Trying to justify the A.J. Pierzynski/Francisco Liriano/Joe Nathan trade in hindsight is a thankless, creepy affair. You know how it turned out. It was one of the more lopsided trades of the past 20 years, and I feel like someone denying the moon landing when I defend the trade.
But here we go: Joe Nathan had a great year in 2003, but he was a disaster in triple-A in 2002 as he recovered from serious shoulder problems. Boof Bonser was a former first-round pick with declining velocity. It wasn't an outrageous amount to offer for a young starting catcher years away from free agency.
Oh, and there was one other part of the deal.
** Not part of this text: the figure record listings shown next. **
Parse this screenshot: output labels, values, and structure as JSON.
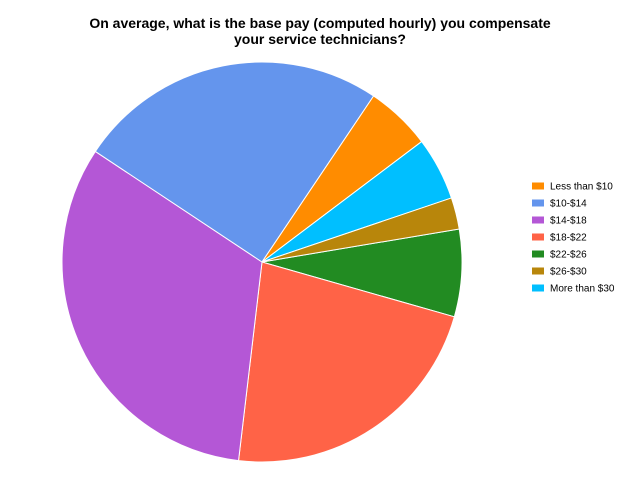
{
  "chart_data": {
    "type": "pie",
    "title": "On average, what is the base pay (computed hourly) you compensate your service technicians?",
    "title_lines": [
      "On average, what is the base pay (computed hourly) you compensate",
      "your service technicians?"
    ],
    "categories": [
      "Less than $10",
      "$10-$14",
      "$14-$18",
      "$18-$22",
      "$22-$26",
      "$26-$30",
      "More than $30"
    ],
    "values": [
      5.4,
      25.6,
      33.1,
      22.9,
      7.2,
      2.6,
      5.2
    ],
    "colors": [
      "#ff8c00",
      "#6495ed",
      "#b457d6",
      "#ff6347",
      "#228b22",
      "#b8860b",
      "#00bfff"
    ],
    "start_category": "$22-$26",
    "direction": "clockwise",
    "legend_position": "right"
  }
}
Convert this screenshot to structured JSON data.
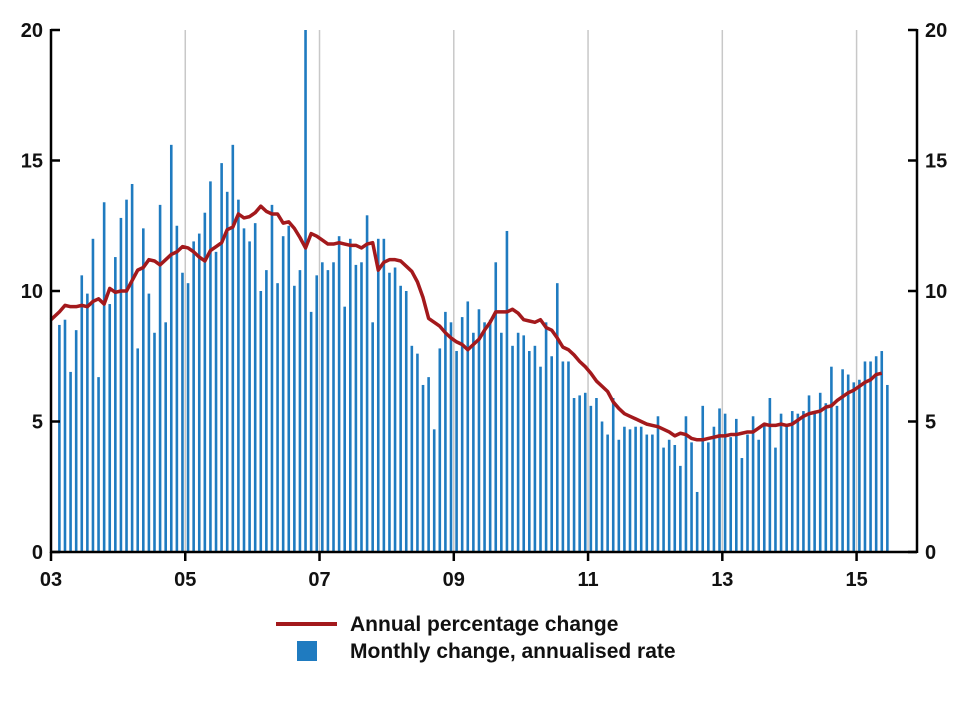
{
  "chart_data": {
    "type": "bar",
    "title": "",
    "xlabel": "",
    "ylabel": "",
    "x_range": [
      2003.0,
      2015.9
    ],
    "ylim": [
      0,
      20
    ],
    "y_ticks": [
      0,
      5,
      10,
      15,
      20
    ],
    "x_ticks": [
      {
        "value": 2003,
        "label": "03"
      },
      {
        "value": 2005,
        "label": "05"
      },
      {
        "value": 2007,
        "label": "07"
      },
      {
        "value": 2009,
        "label": "09"
      },
      {
        "value": 2011,
        "label": "11"
      },
      {
        "value": 2013,
        "label": "13"
      },
      {
        "value": 2015,
        "label": "15"
      }
    ],
    "grid": "vertical at x ticks",
    "start_year": 2003,
    "start_month": 2,
    "bar_color": "#1f7bc0",
    "line_color": "#a3191c",
    "series": [
      {
        "name": "Monthly change, annualised rate",
        "kind": "bar",
        "values": [
          8.7,
          8.9,
          6.9,
          8.5,
          10.6,
          9.9,
          12.0,
          6.7,
          13.4,
          9.5,
          11.3,
          12.8,
          13.5,
          14.1,
          7.8,
          12.4,
          9.9,
          8.4,
          13.3,
          8.8,
          15.6,
          12.5,
          10.7,
          10.3,
          11.9,
          12.2,
          13.0,
          14.2,
          11.5,
          14.9,
          13.8,
          15.6,
          13.5,
          12.4,
          11.9,
          12.6,
          10.0,
          10.8,
          13.3,
          10.3,
          12.1,
          12.5,
          10.2,
          10.8,
          20.0,
          9.2,
          10.6,
          11.1,
          10.8,
          11.1,
          12.1,
          9.4,
          12.0,
          11.0,
          11.1,
          12.9,
          8.8,
          12.0,
          12.0,
          10.7,
          10.9,
          10.2,
          10.0,
          7.9,
          7.6,
          6.4,
          6.7,
          4.7,
          7.8,
          9.2,
          8.8,
          7.7,
          9.0,
          9.6,
          8.4,
          9.3,
          8.8,
          8.9,
          11.1,
          8.4,
          12.3,
          7.9,
          8.4,
          8.3,
          7.7,
          7.9,
          7.1,
          8.8,
          7.5,
          10.3,
          7.3,
          7.3,
          5.9,
          6.0,
          6.1,
          5.6,
          5.9,
          5.0,
          4.5,
          5.9,
          4.3,
          4.8,
          4.7,
          4.8,
          4.8,
          4.5,
          4.5,
          5.2,
          4.0,
          4.3,
          4.1,
          3.3,
          5.2,
          4.2,
          2.3,
          5.6,
          4.2,
          4.8,
          5.5,
          5.3,
          4.4,
          5.1,
          3.6,
          4.5,
          5.2,
          4.3,
          4.9,
          5.9,
          4.0,
          5.3,
          4.8,
          5.4,
          5.3,
          5.4,
          6.0,
          5.4,
          6.1,
          5.7,
          7.1,
          5.6,
          7.0,
          6.8,
          6.5,
          6.6,
          7.3,
          7.3,
          7.5,
          7.7,
          6.4
        ]
      },
      {
        "name": "Annual percentage change",
        "kind": "line",
        "values": [
          8.9,
          9.2,
          9.45,
          9.4,
          9.4,
          9.45,
          9.4,
          9.6,
          9.7,
          9.5,
          10.1,
          9.95,
          10.0,
          10.0,
          10.4,
          10.8,
          10.9,
          11.2,
          11.15,
          11.0,
          11.2,
          11.4,
          11.5,
          11.7,
          11.65,
          11.5,
          11.3,
          11.15,
          11.55,
          11.7,
          11.85,
          12.35,
          12.45,
          12.95,
          12.8,
          12.85,
          13.0,
          13.25,
          13.05,
          12.95,
          12.95,
          12.6,
          12.65,
          12.4,
          12.05,
          11.65,
          12.2,
          12.1,
          11.95,
          11.8,
          11.8,
          11.85,
          11.8,
          11.75,
          11.75,
          11.65,
          11.8,
          11.85,
          10.8,
          11.1,
          11.2,
          11.2,
          11.15,
          10.95,
          10.75,
          10.35,
          9.75,
          8.95,
          8.8,
          8.65,
          8.4,
          8.2,
          8.05,
          7.95,
          7.75,
          7.95,
          8.15,
          8.5,
          8.8,
          9.2,
          9.2,
          9.2,
          9.3,
          9.15,
          8.9,
          8.85,
          8.8,
          8.9,
          8.6,
          8.5,
          8.2,
          7.85,
          7.75,
          7.55,
          7.3,
          7.1,
          6.85,
          6.55,
          6.35,
          6.15,
          5.75,
          5.5,
          5.3,
          5.2,
          5.1,
          5.0,
          4.9,
          4.85,
          4.8,
          4.7,
          4.6,
          4.45,
          4.55,
          4.5,
          4.35,
          4.3,
          4.3,
          4.35,
          4.4,
          4.45,
          4.45,
          4.5,
          4.5,
          4.55,
          4.6,
          4.6,
          4.75,
          4.9,
          4.85,
          4.85,
          4.9,
          4.85,
          4.9,
          5.05,
          5.2,
          5.3,
          5.35,
          5.4,
          5.55,
          5.6,
          5.8,
          5.95,
          6.1,
          6.2,
          6.35,
          6.5,
          6.6,
          6.8,
          6.85
        ]
      }
    ]
  },
  "legend": {
    "line_label": "Annual percentage change",
    "bar_label": "Monthly change, annualised rate"
  }
}
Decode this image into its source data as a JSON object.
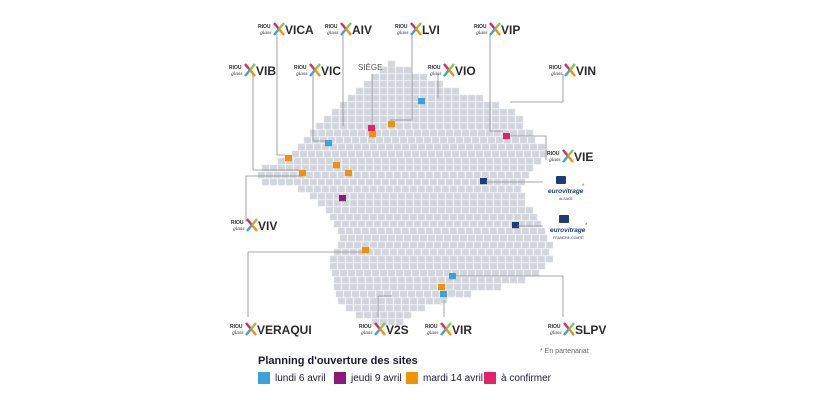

A 20-year-old left-handed starter who was so injury prone that his career high in innings was 80. The season right before the trade, he threw nine innings. If you are a GM, and you refuse to throw a pitcher fitting that description into a trade for young, cost-controllable, All-Star catcher, you should probably be fired.
We all know how it worked out, of course. Pierzynski was a double-play machine when his grounders weren't hit off the hard Metrodome turf, and he rankled just about everyone in the Giants' organization. He was like the Johnny Bench of jackasses when the team was hoping for the Terry Kennedy of catchers. The team released him rather than offer him arbitration. Nathan became one of the better closers in baseball for almost a decade.
And Francisco Liriano become a pitching prospect with Stephen Strasburg-levels of hype. That reads like hyperbole, but it's true. When Liriano started, it was a baseball event. He made the 2006 All-Star team despite not starting a game until the end of May. At the end of July, Liriano had 137 strikeouts and 32 walks in 115 innings with a 1.96 ERA. He was 22.
He was Sandy Koufax without the slow start to his career, the archetype of what a left-handed power pitcher should be. And he was still injury prone. Instead of building on his legend, Liriano struggled to stay healthy. He had something of a renaissance season in 2010, finishing with 191 innings and a stray Cy Young vote, but his top two comparable players on Baseball Reference tell the story of his career better than his Wikipedia page probably does: Mike Sirotka and Donovan Osborne.
When he's been healthy, he hasn't always been good. If WAR is your thing, Baseball Reference has him at -0.6, 3.8, and 0.7 over the last three years. Those are a pair of disappointing 130-inning seasons surrounding the renaissance in 2010. Last season, the most worrisome part might have been the sharp spike in his walk rate (5.0 walks per nine innings) and steep decline in his strikeout rate (7.5 strikeouts per nine innings, down from 9.4 the season before).
This all comes up today because Liriano had a somewhat-promising outing in the Grapefruit League on Tuesday, striking out five batters in three innings. It's only somewhat promising because he allowed four hits and hit a batter in the third inning, giving up four runs. But the control is important. The strikeout stuff is important. Liriano had plenty of both to spare when he was just 22.
Lirano will be a free agent after this year. He'd love to have a great season and reap the financial rewards. The Twins will have to decide whether they'll attempt to keep him, but they'd love it if Liriano had a rebound season to a) help them win baseball games, and b) give the organization a highly desirable trade chip in July. Even if the Twins aren't especially confident that they can compete with the Tigers, and a productive Liriano would still mean a lot to them.
The saga of Liriano has been an extended, drawn-out tale, and to this point it's been something of a maudlin story. He's still just 28. He still has a tremendous arm. But we've already stopped expecting Sandy Koufax. There's still a chance for the Dave Stewart career path, though.